Hier soir à 20h50 sur France 2 était diffusé le documentaire « Apocalypse : la Première Guerre Mondiale ». Il a été réalisé par Isabelle Clarke et Daniel Costelle. Entrons plus en détails sur le documentaire qui a dépassé TF1.

APOCALYPSE - 14-18 LA PREMIÈRE GUERRE MONDIALE

Deux soldats Français avec du courrier

Les deux réalisateurs Isabelle Clarke et Daniel Costelle n’en sont pas à leur premier coup d’essai car ils avaient déjà réalisé en 2008, « Apocalypse : la Deuxième Guerre Mondiale » puis en 2011, « Apocalypse : Hitler ». Ces deux documentaires avaient été salués par la critique, tant au niveau national qu’au niveau mondial. La chaîne France 2 a décidé de diffuser ce documentaire hier soir à l’occasion du centenaire de la Grande Guerre.

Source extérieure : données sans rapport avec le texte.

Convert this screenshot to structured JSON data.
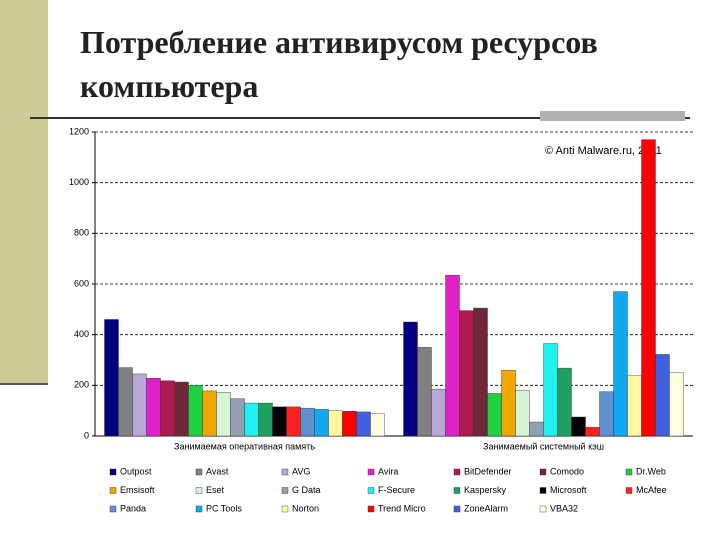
{
  "slide": {
    "title": "Потребление антивирусом ресурсов компьютера"
  },
  "chart_data": {
    "type": "bar",
    "annotation": "© Anti Malware.ru, 2011",
    "categories": [
      "Занимаемая оперативная память",
      "Занимаемый системный кэш"
    ],
    "ylim": [
      0,
      1200
    ],
    "yticks": [
      0,
      200,
      400,
      600,
      800,
      1000,
      1200
    ],
    "grid": true,
    "series": [
      {
        "name": "Outpost",
        "color": "#000080",
        "values": [
          460,
          450
        ]
      },
      {
        "name": "Avast",
        "color": "#808080",
        "values": [
          270,
          350
        ]
      },
      {
        "name": "AVG",
        "color": "#b8a8d8",
        "values": [
          245,
          185
        ]
      },
      {
        "name": "Avira",
        "color": "#e020c8",
        "values": [
          228,
          635
        ]
      },
      {
        "name": "BitDefender",
        "color": "#b01850",
        "values": [
          218,
          495
        ]
      },
      {
        "name": "Comodo",
        "color": "#702838",
        "values": [
          213,
          505
        ]
      },
      {
        "name": "Dr.Web",
        "color": "#20d040",
        "values": [
          200,
          168
        ]
      },
      {
        "name": "Emsisoft",
        "color": "#f0a800",
        "values": [
          178,
          260
        ]
      },
      {
        "name": "Eset",
        "color": "#d8f4d8",
        "values": [
          172,
          180
        ]
      },
      {
        "name": "G Data",
        "color": "#90a0b0",
        "values": [
          147,
          55
        ]
      },
      {
        "name": "F-Secure",
        "color": "#20f0f0",
        "values": [
          130,
          365
        ]
      },
      {
        "name": "Kaspersky",
        "color": "#20a060",
        "values": [
          130,
          268
        ]
      },
      {
        "name": "Microsoft",
        "color": "#000000",
        "values": [
          115,
          75
        ]
      },
      {
        "name": "McAfee",
        "color": "#ff2020",
        "values": [
          115,
          35
        ]
      },
      {
        "name": "Panda",
        "color": "#6090d0",
        "values": [
          110,
          175
        ]
      },
      {
        "name": "PC Tools",
        "color": "#10a8f0",
        "values": [
          105,
          570
        ]
      },
      {
        "name": "Norton",
        "color": "#fff8a0",
        "values": [
          100,
          238
        ]
      },
      {
        "name": "Trend Micro",
        "color": "#ff0000",
        "values": [
          98,
          1170
        ]
      },
      {
        "name": "ZoneAlarm",
        "color": "#4060e0",
        "values": [
          95,
          322
        ]
      },
      {
        "name": "VBA32",
        "color": "#ffffe0",
        "values": [
          88,
          250
        ]
      }
    ]
  }
}
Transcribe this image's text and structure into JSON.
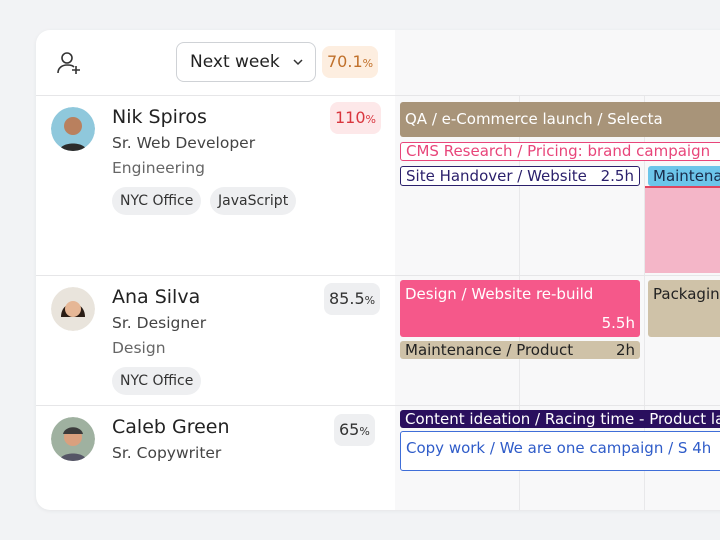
{
  "header": {
    "period": "Next week",
    "utilization": {
      "value": "70.1",
      "unit": "%"
    }
  },
  "people": [
    {
      "name": "Nik Spiros",
      "role": "Sr. Web Developer",
      "department": "Engineering",
      "tags": [
        "NYC Office",
        "JavaScript"
      ],
      "utilization": {
        "value": "110",
        "unit": "%"
      },
      "bookings": [
        {
          "title": "QA / e-Commerce launch / Selecta"
        },
        {
          "title": "CMS Research / Pricing: brand campaign"
        },
        {
          "title": "Site Handover / Website",
          "hours": "2.5h"
        },
        {
          "title": "Maintena"
        }
      ]
    },
    {
      "name": "Ana Silva",
      "role": "Sr. Designer",
      "department": "Design",
      "tags": [
        "NYC Office"
      ],
      "utilization": {
        "value": "85.5",
        "unit": "%"
      },
      "bookings": [
        {
          "title": "Design / Website re-build",
          "hours": "5.5h"
        },
        {
          "title": "Packagin"
        },
        {
          "title": "Maintenance / Product",
          "hours": "2h"
        }
      ]
    },
    {
      "name": "Caleb Green",
      "role": "Sr. Copywriter",
      "utilization": {
        "value": "65",
        "unit": "%"
      },
      "bookings": [
        {
          "title": "Content ideation / Racing time - Product la"
        },
        {
          "title": "Copy work / We are one campaign / S",
          "hours": "4h"
        }
      ]
    }
  ]
}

C’était une très bonne idée puisque « Apocalypse : la Première Guerre Mondiale » a fait un carton hier et s’est retrouvé avec 5,9 millions de téléspectateurs en moyenne, soit 22,9% de parts d’audience selon Médiamétrie. Il a au passage dépassé les audiences de la chaîne TF1 et son « Person of Interest ». Cependant, le documentaire sur Hitler avait rassemblé plus de téléspectateurs en 2011.

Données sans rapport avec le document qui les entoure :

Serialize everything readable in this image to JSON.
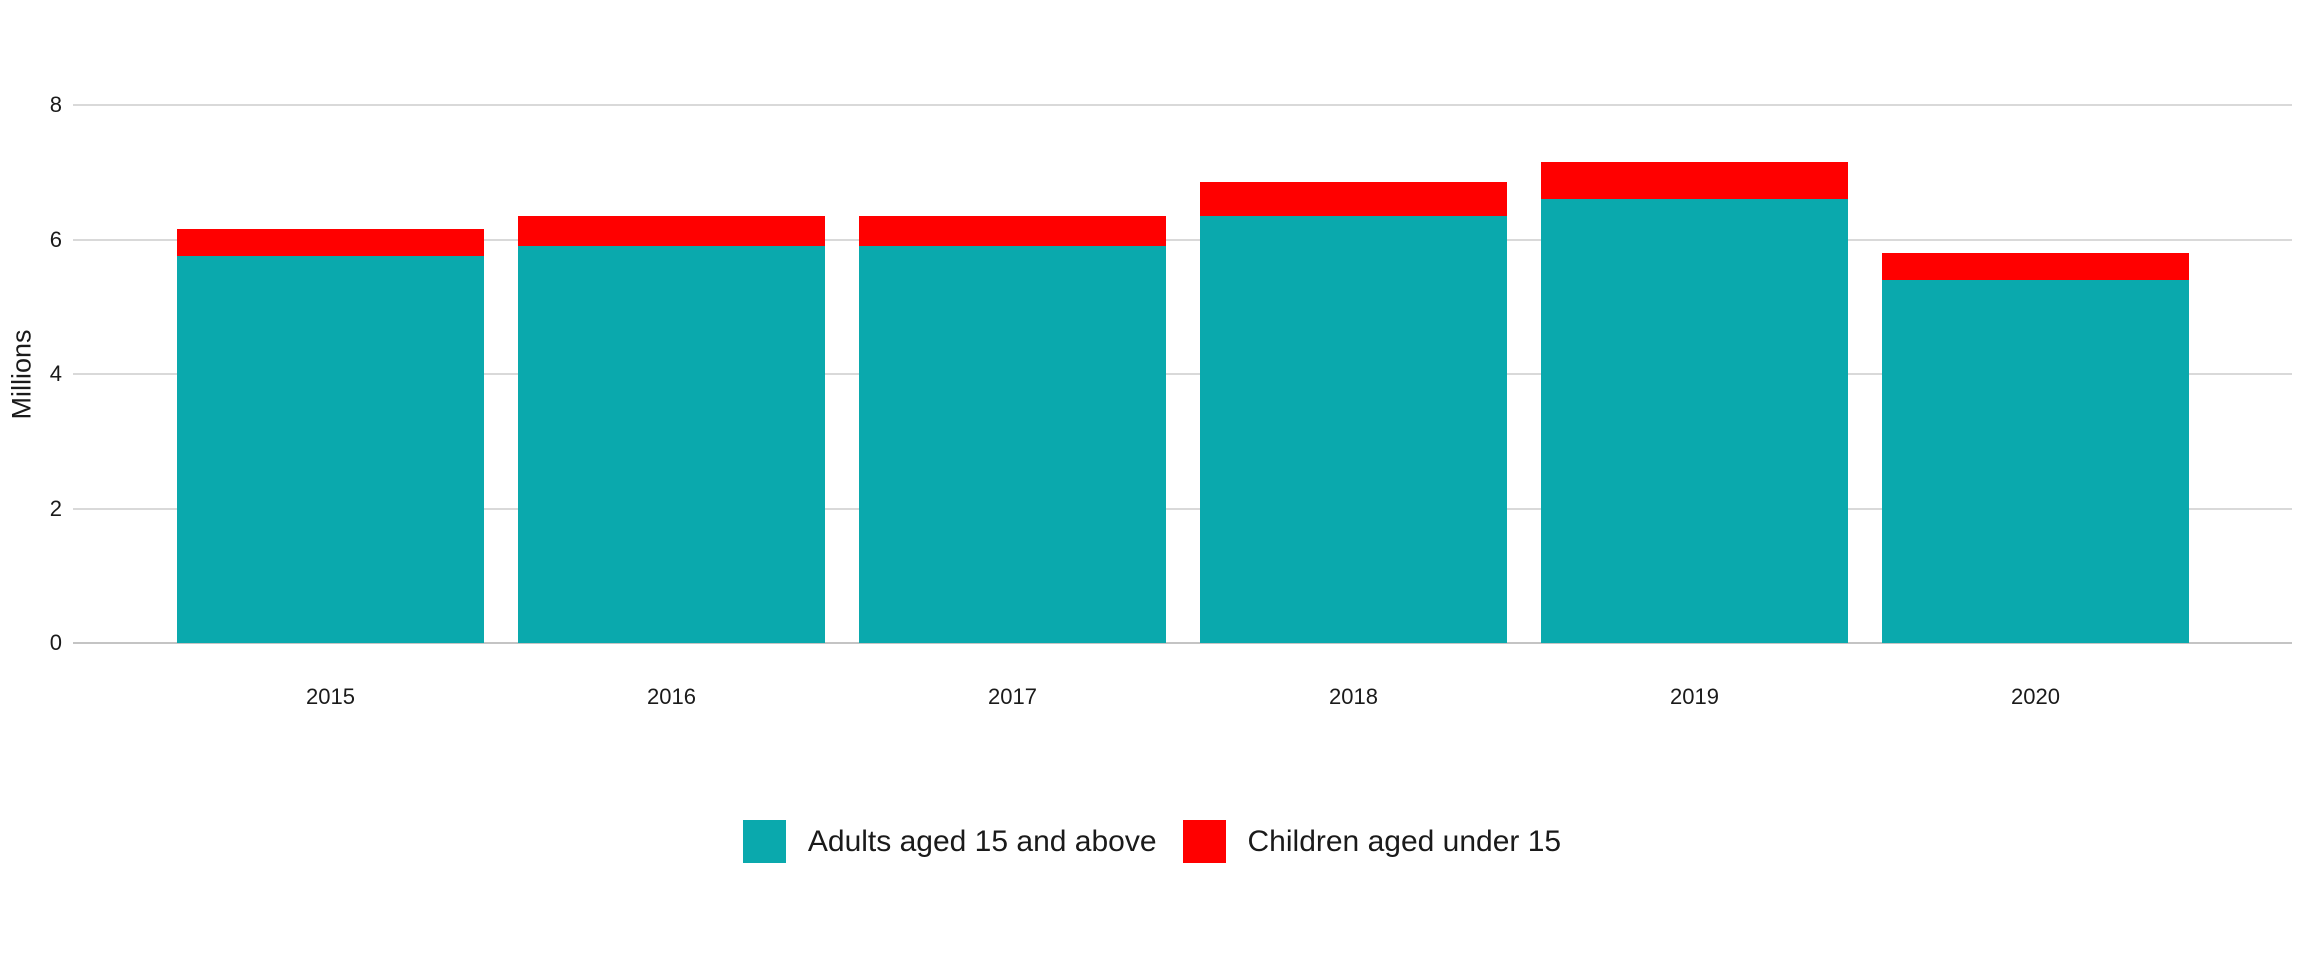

Malgré ces très bons chiffres d’audience, le documentaire – les trois, à ce stade – est très critiqué par les historiens qui repèrent toutes les approximations et les modifications de faits historiques effectuées à la sauvette. De plus, le procédé de coloration systématiquement utilisé sur les films d’archives « dénature et falsifie » l’évènement, selon les historiens. Les réalisateurs, accusés par les critiques, s’en défendent sur Le Figaro TV : « Il ne s’agit pas d’un procédé destiné à passer en prime time pour satisfaire une quelconque exigence d’audience, mais d’une nouvelle manière de présenter des événements passés. Nous souhaitons toucher le plus grand nombre, notamment les jeunes, en offrant de la proximité. Or les documents en noir et blanc paraissent trop anciens. Nous avons fait des recherches minutieuses jusqu’au moindre bouton d’uniforme, ce qui a pris 47 semaines de travail ». La réponse ne s’est pas faite attendre du côté des anti-couleurs, Hugues Le Paige (réalisateur, journaliste et directeur de revue), a rétorqué : « Avoir filmé en noir et blanc entraînait de la part des auteurs, à l’époque, des choix tenant compte des questions de lumière ou de sensibilité de la pellicule par exemple. Or, la vision est dénaturée par la couleur, qui donne un sentiment plus doux ou plus brutal, plus dramatique ou plus léger selon les cas ».

Le débat est clos puisque France 2 préfère toucher le plus grand nombre, dont les jeunes. La coloration permet aussi de rendre le documentaire plus vivant et de montrer que les pantalons rouges donnés au départ à l’Armée Française étaient une erreur et se sont transformés en pantalons bleus ainsi que d’autres anecdotes du genre. Les deux réalisateurs ont utilisé 500 heures d’archives collectées dans différents pays, ont mis 38 jours pour restaurer les pellicules, ont effectué 49 jours de mixage et enfin 64 personnes ont participé à cette production qui a coûté 5 millions d’euros.